Bear with me, there’s a reason why this came up.
So I finished Every Heart A Doorway. And it’s the sort of book that is amazing and grand and painful like glass shards in your heart. Where you are grateful for the bleeding wounds because it tells you you are still alive. Cause I’m 30 and I’ve been reading for 27 years and this is the first book where someone like me was prominently featured and they used our terms and our language and it was just nice to see that. But I’m also the kid who has never ever stopped opening every single wardrobe and linen closet and cupboard in the hopes of eventually finding a door to somewhere else. To this day, I still do that and that was a thing that made this book simultaneously grand and also like mirror shards in my heart.
This book has a prominent character who is asexual. Who uses that term specifically and it isn’t played for laughs or shock value. It’s there and it’s normalized. It’s not something to be fixed, Nancy’s not considered broken because she doesn’t want sex. Words cannot describe how much just that alone meant to me.
And then there’s the setting. A home, a therapy home for kids who fell through cupboards and wardrobes to wondrous, terrifying, amazing places and then came back to Earth. Got shoved back to Earth and just like Susan, either cannot go back at all or just haven’t found the door back yet. A home where it’s okay to be as you are, it’s okay to have feelings about your Adventure, a place where you won’t be called liar for telling your story, where you went, who you saw. It’s incredible and breathtaking and so bittersweet, like sampling good gourmet semi-dark chocolate where it takes you a long moment to sort through all the flavors blended into it.

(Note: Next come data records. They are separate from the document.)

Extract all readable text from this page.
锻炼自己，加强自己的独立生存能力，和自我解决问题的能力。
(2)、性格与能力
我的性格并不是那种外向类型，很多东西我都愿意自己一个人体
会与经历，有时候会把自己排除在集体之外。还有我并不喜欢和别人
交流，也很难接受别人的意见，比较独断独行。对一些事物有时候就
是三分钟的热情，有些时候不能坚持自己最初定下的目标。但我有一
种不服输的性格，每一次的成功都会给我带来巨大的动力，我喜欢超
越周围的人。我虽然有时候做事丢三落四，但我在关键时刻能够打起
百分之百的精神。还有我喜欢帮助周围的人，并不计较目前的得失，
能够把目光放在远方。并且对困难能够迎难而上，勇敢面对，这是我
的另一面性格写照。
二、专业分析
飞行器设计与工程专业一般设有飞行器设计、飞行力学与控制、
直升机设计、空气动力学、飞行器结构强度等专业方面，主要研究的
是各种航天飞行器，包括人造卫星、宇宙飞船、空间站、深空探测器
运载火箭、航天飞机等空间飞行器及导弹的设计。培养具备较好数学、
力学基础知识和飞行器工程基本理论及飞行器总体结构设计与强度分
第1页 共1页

This story is real in ways that a lot of books aren’t, it has a truth behind it and it doesn’t shirk away from difficult subjects. It calls to mind what Sherman Alexie said, about how the best kids’ books are written in blood. This book is something I wish I had had twenty years ago. Ten year old me would have benefited a lot from this book, maybe the years after wouldn’t have been quite so rocky and fraught, maybe it would have just been rocky and fraught in different ways. No way of knowing now. Unless you have a time machine, and really if you do, we have MUCH bigger issues to solve than my weird sort of traumatic upbringing. Having this now gives me a little balm, a little hope, relief that someone understands. This book is proof that someone else understands what it’s like.
As it comforts me in some ways, it makes me bleed in others. The line about the Door that was still waiting in the corner of a bedroom that would eventually fade away because its’ human had died…I had to stop there for a moment and remind myself that people need to breathe. And my roomie was a little startled at my “Oh no, it’s [x]” well before we ever find out who actually “dun” it.
Oh and Kade’s story shatters me because I hadn’t thought of it like that, that the Faeries might not want a prince when they’d snatched a princess. I am surprised that they didn’t murder him because Fae historically have very bad reactions to being “cheated” and this is the sort of thing that they would classify as that.
Weirdly, also the cocoa scene was harder on me than some of the others.
But I’d love to talk about this, hear what ya’ll who’ve read it have thought of it. Who you love and why? What was hard and why if you feel like sharing.